At Portland icon Voodoo Doughnuts, workers announce they’ve formed a union

By Don McIntosh

Workers at the downtown location of Voodoo Doughnut announced today that they’ve formed a union, affiliated with the Portland chapter of Industrial Workers of the World.

They’re unionizing in response to low wages and unsafe and stressful working conditions, says Voodoo Doughnut employee Samantha Bryce. Workers start at minimum wage ($12.50) and later get a $0.75 raise. And they feel unsafe: The shop is open 24 hours a day in a high-crime section of downtown Portland. Bryce says workers suffer regular assaults. But Voodoo doesn’t employ a security guard. On March 9, the store was robbed by a man brandishing a hatchet.

“We are expected as employees to take care of all security, though we’ve never been trained, and have no resources to deal with it,” Bryce told the Labor Press.

The union effort has been covertly under way since last June, and was on track to launch soon, but the coronavirus crisis sped up the timeline. The outbreak also added new demands to the list: severance for several dozen workers who were laid off last week due to the COVID-19 crisis, and the right to cash out accrued paid time off. The shop remains open, though seating has been removed.

Bryce says the Voodoo Doughnut Workers Union (VWU) has support from a majority of the workers — both the 52 who were employed before the layoff and the roughly 30 who remain. Workers are asking the company’s owners to voluntarily recognize the union and meet to negotiate a collective bargaining agreement for the downtown location.

The Labor Press left a message with Voodoo top brass and will update this story if they respond.

Voodoo was founded in 2002 by former rock club owner Tres Shannon and his friend Kenneth “Cat Daddy” Pogson as a cash-only late-night donut shop serving punk-rock versions of classic donuts to downtown bar and night club patrons.

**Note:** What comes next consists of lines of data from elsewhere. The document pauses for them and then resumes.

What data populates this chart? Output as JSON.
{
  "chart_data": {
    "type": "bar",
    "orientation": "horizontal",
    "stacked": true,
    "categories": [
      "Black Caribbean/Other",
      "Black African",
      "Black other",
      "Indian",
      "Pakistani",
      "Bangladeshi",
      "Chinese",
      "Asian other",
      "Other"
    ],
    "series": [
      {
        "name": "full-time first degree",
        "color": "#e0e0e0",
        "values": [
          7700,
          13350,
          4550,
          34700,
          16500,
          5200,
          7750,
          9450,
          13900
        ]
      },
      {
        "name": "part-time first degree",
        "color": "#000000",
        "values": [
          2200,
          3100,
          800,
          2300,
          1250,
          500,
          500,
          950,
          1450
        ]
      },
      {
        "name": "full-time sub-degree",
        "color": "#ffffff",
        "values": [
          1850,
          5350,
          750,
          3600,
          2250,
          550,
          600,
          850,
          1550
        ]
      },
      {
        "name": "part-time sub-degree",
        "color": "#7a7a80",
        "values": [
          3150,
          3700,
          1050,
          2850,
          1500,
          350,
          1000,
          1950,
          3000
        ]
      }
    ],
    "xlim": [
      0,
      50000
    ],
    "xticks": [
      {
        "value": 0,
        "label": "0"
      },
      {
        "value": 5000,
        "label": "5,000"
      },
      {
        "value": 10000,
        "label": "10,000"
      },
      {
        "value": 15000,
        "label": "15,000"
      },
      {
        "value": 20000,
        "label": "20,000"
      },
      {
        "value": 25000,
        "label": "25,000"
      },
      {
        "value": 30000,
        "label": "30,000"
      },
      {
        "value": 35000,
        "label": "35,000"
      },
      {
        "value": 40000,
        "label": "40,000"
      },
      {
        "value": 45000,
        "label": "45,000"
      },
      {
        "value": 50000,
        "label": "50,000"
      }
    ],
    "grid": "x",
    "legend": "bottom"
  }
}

But its signature pink boxes of phallus-shaped donuts came to be regarded as a hip souvenir of “Portland weird” to out-of-towners, who’d line up for a block outside its downtown store. By 2014, as portrayed in a first-person account published in Willamette Week, the company had become a heartless high-turnover sweatshop where workers faced swift termination if they didn’t get customers out the door quickly and up-sell gullible tourists. Since 2018, Voodoo has been run by former MOD Pizza chain executive Chris Schultz. Today, Voodoo has nine locations, including stores in Austin, Houston, Denver, Hollywood, Orlando, and Eugene. For now, the union effort is only at the downtown Portland location.

In a way, Voodoo is a great symbol of Portland, a once affordable DIY mecca that polarized economically amid a torrent of progressive hipster hype. The Voodoo union eruption may be a sign of the times.


MORE: For updates, follow the union at the Skunkline Workers Union Facebook page. [Skunkline Workers Union was the code name for the union drive; A skunk line is the line around the donut when it’s being fried.]

5 Comments on At Portland icon Voodoo Doughnuts, workers announce they’ve formed a union

  1. This sounds like a reasonable course of action to me. The rapid growth of the company has overrun the people growing it. Time for some new management maybe. Definitely time to hire security.

  2. Don McItosh, you concluded this article with the following comment: “In a way, Voodoo is a great symbol of Portland, a once affordable DIY mecca that polarized economically amid a torrent of progressive hipster hype. The Voodoo union eruption may be a sign of the times”. I’ve read that several times and it’s basically garble. Could you please rephrase the sentence?

    • Hi John, I think that’s a valid point; maybe I was over-reaching, trying to say in one or two sentences what would take an essay to flesh out. Let me put it this way: Twenty or 25 years ago, a young working person could afford to live and work in Portland, or even put together some money with a friend and rent a hole-in-the-wall storefront to sell donuts to late night bar patrons. That Portland is gone. Today, young Portlanders without capital find themselves working minimum wage at a heavily hyped donut shop, and struggle to afford rent. Customers line up outside—not because the donuts are so great—but because they read in a guidebook that it’s a must-visit site that showcases Portland’s personality.

  3. I am grateful Don McIntosh for all your hard work and for employees to stand up and make human rights demands of their employers as they do in the Wobblies. The Wobs understand what a slow grinding process it is to get businesses to even recognize them as opposed to a “Business Union” which are in the AFL-CIO. That seems to have more clout with the bosses. When workers band together in Solidarity that is when the process moves forward. Many business union members have not studied labor history and don’t seem to understand the basics of the need for unionism or solidarity.

    Anyway, thank you for your reporting, I look forward every month to this paper!